I still use film, I like how it slows me down, how it forces me to focus before I make an image. Digital has other properties ofcourse, we all know those but 120 film and hasselblad and tripod are the tools that work best for my slow release imagery.
12 frames at a time, each ‘click’ almost 100 Rs a shot !! think about it when you next go click click click, there is something to the economy of film. If not the cost then the fact that after 12 frames you need to reload the camera. You start to have the count in your head. I often get my strongest images at no 11.
Which brings me to the contact sheet. The 12 images on one page, I think thats where my stream of consciousness sequencing started. Where different worlds meet on the same contact sheet. Even if I make digital images, I turn them into contact sheets of 12.
I think the mobile museums are an expansion of the contact sheet idea. That I did not have to show single images because thats how others saw photography. Who decides that Photography should be shown as a single image and not in grids of 12. Or in ten grids of 12. or 100 grids of 36.Or contact sheets of contact sheets. They are a fascinating form of diary and display, these contact sheets
But most of all the waiting for the contact sheet to return from the lab, the disappointment with what you saw not translating into film, filing them away and then returning, sometimes years later and saying OMG, how come I never noticed this before. Go Away Closer is made entirely of images that I thought of as sideys, as images made by the way, on another shoot. Imagine if I had deleted them!
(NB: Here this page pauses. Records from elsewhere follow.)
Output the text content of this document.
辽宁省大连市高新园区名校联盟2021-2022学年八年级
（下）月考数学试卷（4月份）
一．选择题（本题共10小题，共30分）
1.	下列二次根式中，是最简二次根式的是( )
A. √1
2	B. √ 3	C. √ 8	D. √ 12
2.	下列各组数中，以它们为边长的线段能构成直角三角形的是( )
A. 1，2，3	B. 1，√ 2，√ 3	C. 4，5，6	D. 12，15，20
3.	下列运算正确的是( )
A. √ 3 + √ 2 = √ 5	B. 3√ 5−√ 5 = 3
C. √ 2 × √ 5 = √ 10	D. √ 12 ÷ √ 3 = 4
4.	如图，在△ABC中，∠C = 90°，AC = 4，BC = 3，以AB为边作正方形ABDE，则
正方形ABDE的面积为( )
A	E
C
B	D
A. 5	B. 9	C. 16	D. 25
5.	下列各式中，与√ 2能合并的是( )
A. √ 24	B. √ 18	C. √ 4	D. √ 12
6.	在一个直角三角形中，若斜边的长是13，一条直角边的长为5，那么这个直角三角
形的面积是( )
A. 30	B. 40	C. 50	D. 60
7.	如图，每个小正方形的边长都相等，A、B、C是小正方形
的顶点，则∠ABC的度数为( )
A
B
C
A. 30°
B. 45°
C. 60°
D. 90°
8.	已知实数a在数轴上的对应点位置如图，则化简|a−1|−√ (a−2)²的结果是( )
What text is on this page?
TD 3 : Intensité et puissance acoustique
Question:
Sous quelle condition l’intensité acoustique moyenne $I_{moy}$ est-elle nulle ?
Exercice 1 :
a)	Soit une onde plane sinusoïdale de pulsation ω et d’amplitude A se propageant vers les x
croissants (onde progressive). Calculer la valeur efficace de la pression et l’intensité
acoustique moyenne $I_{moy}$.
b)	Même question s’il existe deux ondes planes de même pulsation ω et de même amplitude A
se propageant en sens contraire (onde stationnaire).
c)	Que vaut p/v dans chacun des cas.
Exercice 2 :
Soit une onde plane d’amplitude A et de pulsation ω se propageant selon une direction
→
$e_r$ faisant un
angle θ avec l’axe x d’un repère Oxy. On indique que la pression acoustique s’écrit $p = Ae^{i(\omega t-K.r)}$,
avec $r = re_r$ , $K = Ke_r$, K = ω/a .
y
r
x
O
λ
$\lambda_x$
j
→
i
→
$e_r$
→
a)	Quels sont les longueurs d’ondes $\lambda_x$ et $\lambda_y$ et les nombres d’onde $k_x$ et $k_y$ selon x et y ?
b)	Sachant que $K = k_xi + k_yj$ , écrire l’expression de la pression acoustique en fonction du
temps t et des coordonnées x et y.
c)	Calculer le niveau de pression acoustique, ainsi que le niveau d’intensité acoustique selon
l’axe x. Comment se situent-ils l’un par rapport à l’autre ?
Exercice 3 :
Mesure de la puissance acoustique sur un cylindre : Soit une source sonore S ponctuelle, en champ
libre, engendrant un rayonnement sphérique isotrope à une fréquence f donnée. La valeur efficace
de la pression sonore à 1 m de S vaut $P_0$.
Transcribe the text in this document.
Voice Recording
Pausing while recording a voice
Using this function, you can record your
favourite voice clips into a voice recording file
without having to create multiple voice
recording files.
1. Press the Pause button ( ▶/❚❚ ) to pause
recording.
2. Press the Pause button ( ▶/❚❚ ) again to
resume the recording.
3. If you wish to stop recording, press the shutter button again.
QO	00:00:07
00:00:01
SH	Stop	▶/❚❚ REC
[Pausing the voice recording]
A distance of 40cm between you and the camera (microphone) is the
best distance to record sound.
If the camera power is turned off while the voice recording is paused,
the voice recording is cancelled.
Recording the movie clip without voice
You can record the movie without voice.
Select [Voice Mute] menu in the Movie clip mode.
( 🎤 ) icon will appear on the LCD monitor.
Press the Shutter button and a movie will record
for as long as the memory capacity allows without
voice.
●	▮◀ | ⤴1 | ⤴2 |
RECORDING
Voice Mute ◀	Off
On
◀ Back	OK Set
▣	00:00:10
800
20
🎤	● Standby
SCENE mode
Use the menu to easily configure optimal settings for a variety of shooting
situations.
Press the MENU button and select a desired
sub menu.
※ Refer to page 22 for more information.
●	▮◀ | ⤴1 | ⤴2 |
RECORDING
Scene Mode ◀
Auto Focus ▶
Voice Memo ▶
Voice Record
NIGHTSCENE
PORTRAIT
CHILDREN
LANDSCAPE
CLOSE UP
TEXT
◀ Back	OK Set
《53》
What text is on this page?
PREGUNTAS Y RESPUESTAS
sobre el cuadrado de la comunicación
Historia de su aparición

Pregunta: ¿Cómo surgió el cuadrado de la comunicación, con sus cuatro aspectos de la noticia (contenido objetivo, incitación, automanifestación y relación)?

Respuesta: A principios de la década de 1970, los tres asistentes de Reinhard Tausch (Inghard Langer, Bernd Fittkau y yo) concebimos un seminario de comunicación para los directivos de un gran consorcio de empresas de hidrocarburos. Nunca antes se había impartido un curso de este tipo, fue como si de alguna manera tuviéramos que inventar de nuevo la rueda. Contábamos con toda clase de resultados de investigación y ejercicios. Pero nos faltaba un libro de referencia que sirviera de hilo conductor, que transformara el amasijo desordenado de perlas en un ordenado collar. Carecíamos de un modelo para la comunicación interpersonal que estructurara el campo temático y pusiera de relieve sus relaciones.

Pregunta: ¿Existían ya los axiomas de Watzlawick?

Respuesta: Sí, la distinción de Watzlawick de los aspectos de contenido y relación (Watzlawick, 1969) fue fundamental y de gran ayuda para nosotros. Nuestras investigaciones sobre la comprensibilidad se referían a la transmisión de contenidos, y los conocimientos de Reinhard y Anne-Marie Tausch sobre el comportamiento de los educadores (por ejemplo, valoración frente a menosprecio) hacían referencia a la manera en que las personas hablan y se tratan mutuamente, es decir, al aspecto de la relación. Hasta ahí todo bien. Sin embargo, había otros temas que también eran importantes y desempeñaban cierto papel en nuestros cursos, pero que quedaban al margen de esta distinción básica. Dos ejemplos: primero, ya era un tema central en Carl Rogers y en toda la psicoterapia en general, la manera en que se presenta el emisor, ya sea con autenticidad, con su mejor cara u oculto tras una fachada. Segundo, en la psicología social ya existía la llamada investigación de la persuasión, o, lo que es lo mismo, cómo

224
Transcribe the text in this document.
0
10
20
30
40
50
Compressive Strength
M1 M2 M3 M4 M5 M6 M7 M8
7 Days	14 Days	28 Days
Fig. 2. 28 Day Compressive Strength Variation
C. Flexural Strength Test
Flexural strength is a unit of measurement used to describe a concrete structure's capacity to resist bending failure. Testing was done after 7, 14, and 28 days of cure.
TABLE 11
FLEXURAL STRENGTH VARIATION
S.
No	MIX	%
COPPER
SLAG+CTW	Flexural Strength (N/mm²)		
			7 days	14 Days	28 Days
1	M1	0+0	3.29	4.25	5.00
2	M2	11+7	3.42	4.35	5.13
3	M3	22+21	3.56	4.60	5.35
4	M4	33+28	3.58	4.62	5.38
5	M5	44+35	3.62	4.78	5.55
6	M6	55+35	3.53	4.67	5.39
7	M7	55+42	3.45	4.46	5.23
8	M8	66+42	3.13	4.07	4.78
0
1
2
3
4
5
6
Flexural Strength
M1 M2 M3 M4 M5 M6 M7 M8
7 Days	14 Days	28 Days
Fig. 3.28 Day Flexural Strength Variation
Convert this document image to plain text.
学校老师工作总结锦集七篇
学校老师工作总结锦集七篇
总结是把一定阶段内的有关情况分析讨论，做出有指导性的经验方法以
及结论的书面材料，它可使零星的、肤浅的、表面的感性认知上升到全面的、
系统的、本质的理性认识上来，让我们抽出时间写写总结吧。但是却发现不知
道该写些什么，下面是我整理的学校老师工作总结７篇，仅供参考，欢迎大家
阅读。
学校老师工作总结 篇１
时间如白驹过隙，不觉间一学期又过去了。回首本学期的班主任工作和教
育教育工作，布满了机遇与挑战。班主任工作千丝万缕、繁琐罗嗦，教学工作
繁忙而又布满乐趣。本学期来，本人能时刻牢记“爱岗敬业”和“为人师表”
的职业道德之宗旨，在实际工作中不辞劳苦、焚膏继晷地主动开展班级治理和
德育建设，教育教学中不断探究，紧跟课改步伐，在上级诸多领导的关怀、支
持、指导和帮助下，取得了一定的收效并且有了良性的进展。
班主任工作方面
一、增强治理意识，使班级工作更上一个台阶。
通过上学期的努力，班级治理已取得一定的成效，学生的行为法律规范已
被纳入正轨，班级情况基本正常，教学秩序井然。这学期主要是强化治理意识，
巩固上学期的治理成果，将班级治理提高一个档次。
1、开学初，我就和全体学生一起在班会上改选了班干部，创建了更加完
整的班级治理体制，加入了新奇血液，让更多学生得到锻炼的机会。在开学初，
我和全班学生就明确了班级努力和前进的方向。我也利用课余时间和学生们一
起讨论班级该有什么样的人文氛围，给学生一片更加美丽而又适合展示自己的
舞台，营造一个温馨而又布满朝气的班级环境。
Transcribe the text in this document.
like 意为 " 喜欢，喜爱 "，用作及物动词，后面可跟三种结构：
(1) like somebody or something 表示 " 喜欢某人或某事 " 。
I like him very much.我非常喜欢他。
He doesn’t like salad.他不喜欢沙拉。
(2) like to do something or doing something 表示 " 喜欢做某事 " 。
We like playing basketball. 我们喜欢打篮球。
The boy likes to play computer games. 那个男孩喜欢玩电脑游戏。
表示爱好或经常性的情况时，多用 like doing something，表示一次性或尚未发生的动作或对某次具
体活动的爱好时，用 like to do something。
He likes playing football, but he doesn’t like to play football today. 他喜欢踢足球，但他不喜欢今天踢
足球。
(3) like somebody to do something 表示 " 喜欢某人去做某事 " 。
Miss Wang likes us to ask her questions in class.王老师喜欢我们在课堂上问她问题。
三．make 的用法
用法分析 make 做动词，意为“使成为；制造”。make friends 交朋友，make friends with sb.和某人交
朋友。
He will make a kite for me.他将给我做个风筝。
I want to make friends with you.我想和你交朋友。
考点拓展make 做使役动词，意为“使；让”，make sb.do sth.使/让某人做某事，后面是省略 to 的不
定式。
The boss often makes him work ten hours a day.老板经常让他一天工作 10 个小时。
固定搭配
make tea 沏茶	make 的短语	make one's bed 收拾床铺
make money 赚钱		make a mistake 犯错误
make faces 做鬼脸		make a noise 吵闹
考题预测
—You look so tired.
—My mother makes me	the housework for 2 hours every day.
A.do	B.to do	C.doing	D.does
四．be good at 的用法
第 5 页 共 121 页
The economy of Film, the contact sheet, the archiving of them, so I have every frame I ever made. The connections over time are unbelievable, that dejavu you get when you photograph a girl on her bed, that brings the words Go Away Closer to your mind and you rush back to Delhi to find images that have the same tenor…..
Perhaps I should start making a performance of how FILM works, the opening of the roll that sounds like toffee, the licking of the film after the roll is over, the reaching into your pockets hoping you still have another roll…..and most of all the accidents that you could never have on digital, that using color film after sunset to photograph from a factory tower, that started the Blue Book work.